当前位置:网站首页>Deep Learning [Chapter 2]
Deep Learning [Chapter 2]
2022-08-11 01:41:00 【sweetheart7-7】
文章目录
机器学习任务攻略
注意: 当 loss 在 training data When it is very big,如果增加模型复杂度,但是 loss 并没有减少,大概率是 optimization 有问题.
解决 o v e r f i t t i n g overfitting overfitting 的几种常见办法:
- 减少模型复杂度,Choose a simpler and smoother model
- 增加训练集数据
- Reduce parameters or share parameters
- 减少 feature
- Early stopping
- Regularization
- Dropout
How to pick as much as possible in the unknown testing data The above perform better model
You can add a validation set to choose a better one model,通常采用 N Fold cross-validation to split the dataset and perform validation.
类神经网络训练不起来怎么办
optimization Fails because…
Local minima(局部最小值)与 saddle point(鞍点)
梯度为 0
如何判断在 θ = θ ′ θ=θ' θ=θ′Loss function 形状:It is described by Taylor series expansion.
当满足 critical point 时,grdient 为 0
在 θ θ θ 为其他值时,如果都大于 L ( θ ′ ) L(θ') L(θ′) 时,Explain that this is the local minimum point…
But we can't bring all of them v v v 值,So it can be turned into the following judgment:
满足 v T H v > 0 v^THv > 0 vTHv>0 的 H H H(hessian) 矩阵叫做 positive definite.
positive definite 的特性:All eigenvalues are positive.
例子:
当 critical point 是 saddle point(鞍点)时,可以通过 Hessian 来帮我们判断 update 的方向.

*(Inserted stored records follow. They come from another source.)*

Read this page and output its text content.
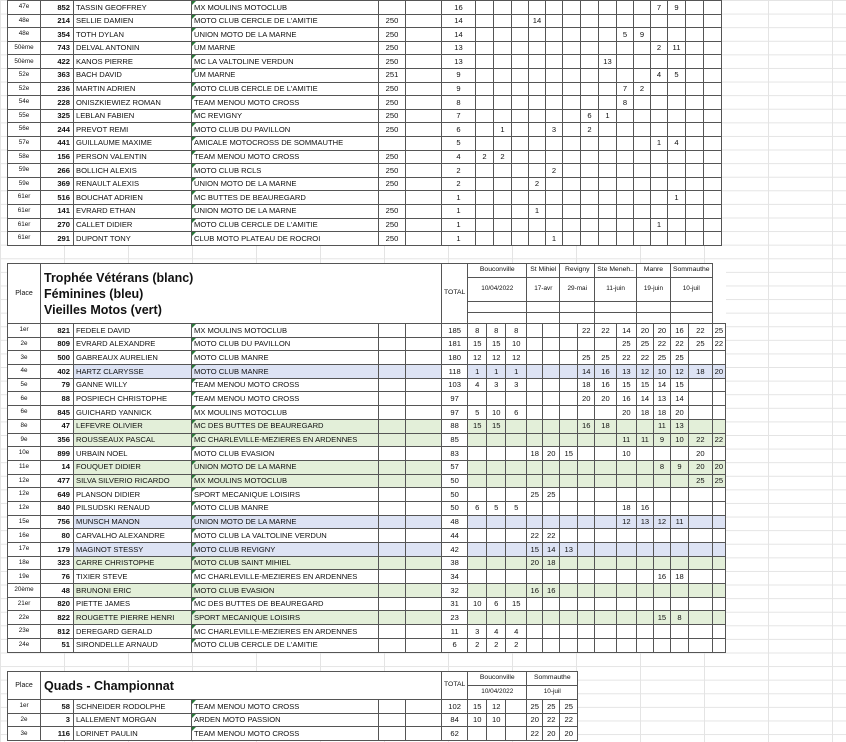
47e	852	TASSIN GEOFFREY	MX MOULINS MOTOCLUB			16											7	9		
48e	214	SELLIE DAMIEN	MOTO CLUB CERCLE DE L'AMITIE	250		14				14										
48e	354	TOTH DYLAN	UNION MOTO DE LA MARNE	250		14									5	9				
50ème	743	DELVAL ANTONIN	UM MARNE	250		13											2	11		
50ème	422	KANOS PIERRE	MC LA VALTOLINE VERDUN	250		13								13						
52e	363	BACH DAVID	UM MARNE	251		9											4	5		
52e	236	MARTIN ADRIEN	MOTO CLUB CERCLE DE L'AMITIE	250		9									7	2				
54e	228	ONISZKIEWIEZ ROMAN	TEAM MENOU MOTO CROSS	250		8									8					
55e	325	LEBLAN FABIEN	MC REVIGNY	250		7							6	1						
56e	244	PREVOT REMI	MOTO CLUB DU PAVILLON	250		6		1			3		2							
57e	441	GUILLAUME MAXIME	AMICALE MOTOCROSS DE SOMMAUTHE			5											1	4		
58e	156	PERSON VALENTIN	TEAM MENOU MOTO CROSS	250		4	2	2												
59e	266	BOLLICH ALEXIS	MOTO CLUB RCLS	250		2					2									
59e	369	RENAULT ALEXIS	UNION MOTO DE LA MARNE	250		2				2										
61er	516	BOUCHAT ADRIEN	MC BUTTES DE BEAUREGARD			1												1		
61er	141	EVRARD ETHAN	UNION MOTO DE LA MARNE	250		1				1										
61er	270	CALLET DIDIER	MOTO CLUB CERCLE DE L'AMITIE	250		1											1			
61er	291	DUPONT TONY	CLUB MOTO PLATEAU DE ROCROI	250		1					1									
Place	Trophée Vétérans (blanc)
Féminines (bleu)
Vieilles Motos (vert)					TOTAL	Bouconville			St Mihiel		Revigny		Ste Meneh..		Manre		Sommauthe		
							10/04/2022			17-avr		29-mai		11-juin		19-juin		10-juil		

1er	821	FEDELE DAVID	MX MOULINS MOTOCLUB			185	8	8	8				22	22	14	20	20	16	22	25
2e	809	EVRARD ALEXANDRE	MOTO CLUB DU PAVILLON			181	15	15	10						25	25	22	22	25	22
3e	500	GABREAUX AURELIEN	MOTO CLUB MANRE			180	12	12	12				25	25	22	22	25	25		
4e	402	HARTZ CLARYSSE	MOTO CLUB MANRE			118	1	1	1				14	16	13	12	10	12	18	20
5e	79	GANNE WILLY	TEAM MENOU MOTO CROSS			103	4	3	3				18	16	15	15	14	15		
6e	88	POSPIECH CHRISTOPHE	TEAM MENOU MOTO CROSS			97							20	20	16	14	13	14		
6e	845	GUICHARD YANNICK	MX MOULINS MOTOCLUB			97	5	10	6						20	18	18	20		
8e	47	LEFEVRE OLIVIER	MC DES BUTTES DE BEAUREGARD			88	15	15					16	18			11	13		
9e	356	ROUSSEAUX PASCAL	MC CHARLEVILLE-MEZIERES EN ARDENNES			85									11	11	9	10	22	22
10e	899	URBAIN NOEL	MOTO CLUB EVASION			83				18	20	15			10				20	
11e	14	FOUQUET DIDIER	UNION MOTO DE LA MARNE			57											8	9	20	20
12e	477	SILVA SILVERIO RICARDO	MX MOULINS MOTOCLUB			50													25	25
12e	649	PLANSON DIDIER	SPORT MECANIQUE LOISIRS			50				25	25									
12e	840	PILSUDSKI RENAUD	MOTO CLUB MANRE			50	6	5	5						18	16				
15e	756	MUNSCH MANON	UNION MOTO DE LA MARNE			48									12	13	12	11		
16e	80	CARVALHO ALEXANDRE	MOTO CLUB LA VALTOLINE VERDUN			44				22	22									
17e	179	MAGINOT STESSY	MOTO CLUB REVIGNY			42				15	14	13								
18e	323	CARRE CHRISTOPHE	MOTO CLUB SAINT MIHIEL			38				20	18									
19e	76	TIXIER STEVE	MC CHARLEVILLE-MEZIERES EN ARDENNES			34											16	18		
20ème	48	BRUNONI ERIC	MOTO CLUB EVASION			32				16	16									
21er	820	PIETTE JAMES	MC DES BUTTES DE BEAUREGARD			31	10	6	15											
22e	822	ROUGETTE PIERRE HENRI	SPORT MECANIQUE LOISIRS			23											15	8		
23e	812	DEREGARD GERALD	MC CHARLEVILLE-MEZIERES EN ARDENNES			11	3	4	4											
24e	51	SIRONDELLE ARNAUD	MOTO CLUB CERCLE DE L'AMITIE			6	2	2	2											
Place	Quads - Championnat					TOTAL	Bouconville			Sommauthe		
							10/04/2022			10-juil		
1er	58	SCHNEIDER RODOLPHE	TEAM MENOU MOTO CROSS			102	15	12		25	25	25
2e	3	LALLEMENT MORGAN	ARDEN MOTO PASSION			84	10	10		20	22	22
3e	116	LORINET PAULIN	TEAM MENOU MOTO CROSS			62				22	20	20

Find the eigenvalue is Negative counterpart The direction of the eigenvectors,Go in this direction,will reduce the gradient.
一个点代表一个 network.
The vertical axis represents when the training stops,Loss 的大小.
The horizontal axis represents when the training stops,The ratio of eigenvalues with positive eigenvalues to all eigenvalues.

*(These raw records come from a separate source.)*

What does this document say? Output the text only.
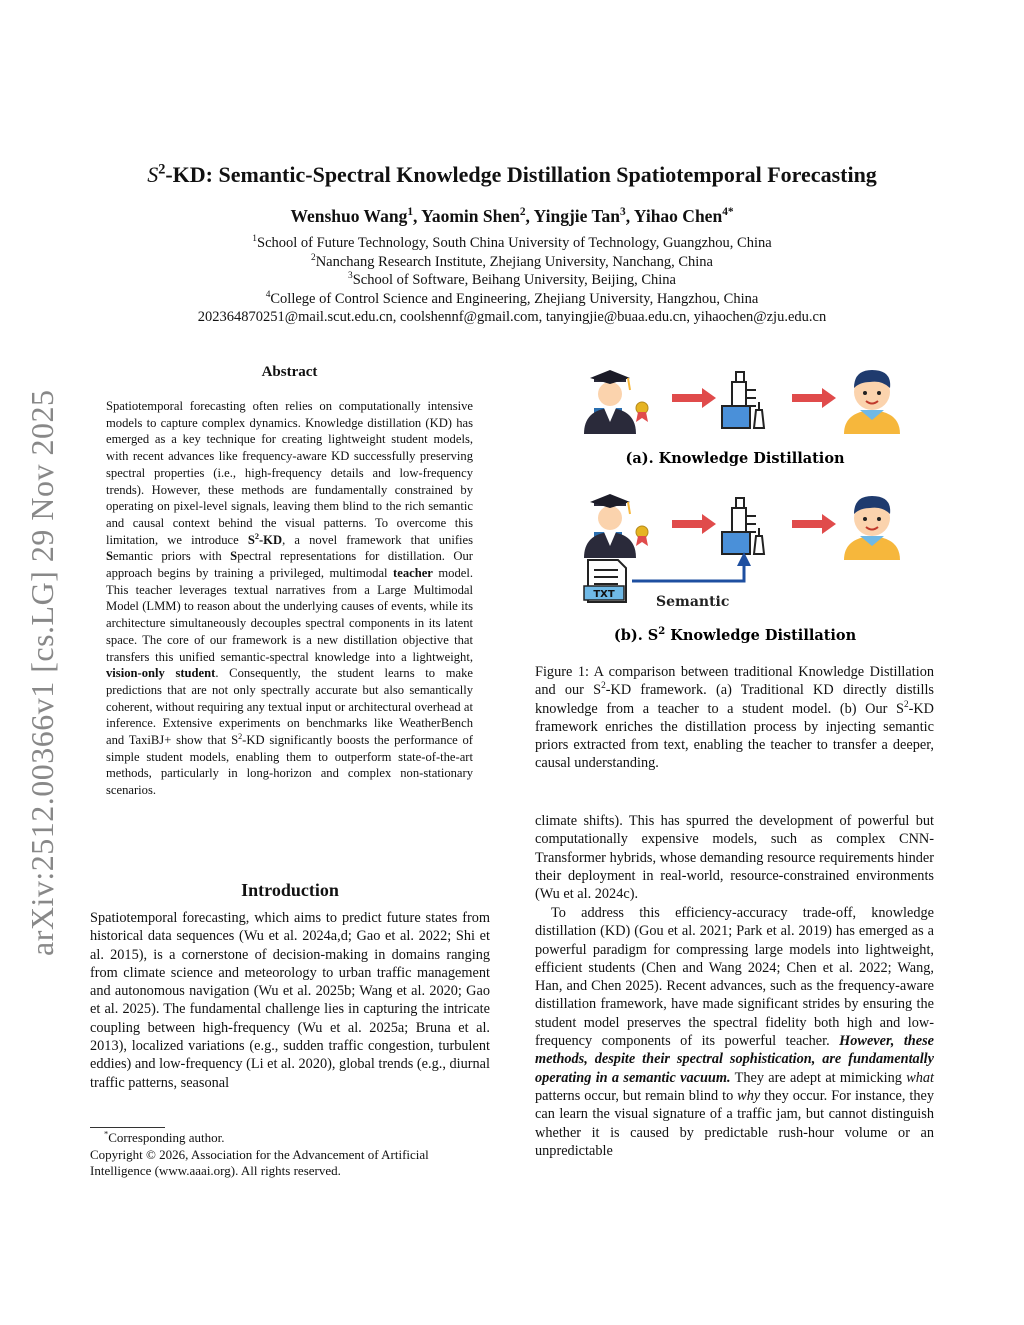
arXiv:2512.00366v1 [cs.LG] 29 Nov 2025
$S^2-KD$: Semantic-Spectral Knowledge Distillation Spatiotemporal Forecasting
Wenshuo Wang$^1$, Yaomin Shen$^2$, Yingjie Tan$^3$, Yihao Chen$^{4*}$
$^1$School of Future Technology, South China University of Technology, Guangzhou, China
$^2$Nanchang Research Institute, Zhejiang University, Nanchang, China
$^3$School of Software, Beihang University, Beijing, China
$^4$College of Control Science and Engineering, Zhejiang University, Hangzhou, China
202364870251@mail.scut.edu.cn, coolshennf@gmail.com, tanyingjie@buaa.edu.cn, yihaochen@zju.edu.cn
Abstract
Spatiotemporal forecasting often relies on computationally intensive models to capture complex dynamics. Knowledge distillation (KD) has emerged as a key technique for creating lightweight student models, with recent advances like frequency-aware KD successfully preserving spectral properties (i.e., high-frequency details and low-frequency trends). However, these methods are fundamentally constrained by operating on pixel-level signals, leaving them blind to the rich semantic and causal context behind the visual patterns. To overcome this limitation, we introduce $S^2-KD$, a novel framework that unifies Semantic priors with Spectral representations for distillation. Our approach begins by training a privileged, multimodal teacher model. This teacher leverages textual narratives from a Large Multimodal Model (LMM) to reason about the underlying causes of events, while its architecture simultaneously decouples spectral components in its latent space. The core of our framework is a new distillation objective that transfers this unified semantic-spectral knowledge into a lightweight, vision-only student. Consequently, the student learns to make predictions that are not only spectrally accurate but also semantically coherent, without requiring any textual input or architectural overhead at inference. Extensive experiments on benchmarks like WeatherBench and TaxiBJ+ show that $S^2-KD$ significantly boosts the performance of simple student models, enabling them to outperform state-of-the-art methods, particularly in long-horizon and complex non-stationary scenarios.
Introduction
Spatiotemporal forecasting, which aims to predict future states from historical data sequences (Wu et al. 2024a,d; Gao et al. 2022; Shi et al. 2015), is a cornerstone of decision-making in domains ranging from climate science and meteorology to urban traffic management and autonomous navigation (Wu et al. 2025b; Wang et al. 2020; Gao et al. 2025). The fundamental challenge lies in capturing the intricate coupling between high-frequency (Wu et al. 2025a; Bruna et al. 2013), localized variations (e.g., sudden traffic congestion, turbulent eddies) and low-frequency (Li et al. 2020), global trends (e.g., diurnal traffic patterns, seasonal
*Corresponding author.
Copyright © 2026, Association for the Advancement of Artificial Intelligence (www.aaai.org). All rights reserved.
(a). Knowledge Distillation
TXT	Semantic
(b). $S^2$ Knowledge Distillation
Figure 1: A comparison between traditional Knowledge Distillation and our $S^2-KD$ framework. (a) Traditional KD directly distills knowledge from a teacher to a student model. (b) Our $S^2-KD$ framework enriches the distillation process by injecting semantic priors extracted from text, enabling the teacher to transfer a deeper, causal understanding.
climate shifts). This has spurred the development of powerful but computationally expensive models, such as complex CNN-Transformer hybrids, whose demanding resource requirements hinder their deployment in real-world, resource-constrained environments (Wu et al. 2024c).
To address this efficiency-accuracy trade-off, knowledge distillation (KD) (Gou et al. 2021; Park et al. 2019) has emerged as a powerful paradigm for compressing large models into lightweight, efficient students (Chen and Wang 2024; Chen et al. 2022; Wang, Han, and Chen 2025). Recent advances, such as the frequency-aware distillation framework, have made significant strides by ensuring the student model preserves the spectral fidelity both high and low-frequency components of its powerful teacher. However, these methods, despite their spectral sophistication, are fundamentally operating in a semantic vacuum. They are adept at mimicking what patterns occur, but remain blind to why they occur. For instance, they can learn the visual signature of a traffic jam, but cannot distinguish whether it is caused by predictable rush-hour volume or an unpredictable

So in high dimensional spaces most are saddle points rather than local minima.
batch 与 momentum
batch
为什么要用 batch:每个 batch A wave of parameters can be updated
When there is parallel operation,batch size The big one might train one epoch 会更快.
但是在 batch size 小的 noise 对 optimization There may be better results.
小的 batch 对 training 更好 可能的解释:
每次 batch 时对应的 loss function 有差异,The corresponding gradients are different.
小 batch size 对 testing 更好:
Local minima 也有好坏之分,平原上的 Local minima 更好,in the canyon Local minima 更差,而 大的 batch size 会更倾向于 in the canyon Local minima.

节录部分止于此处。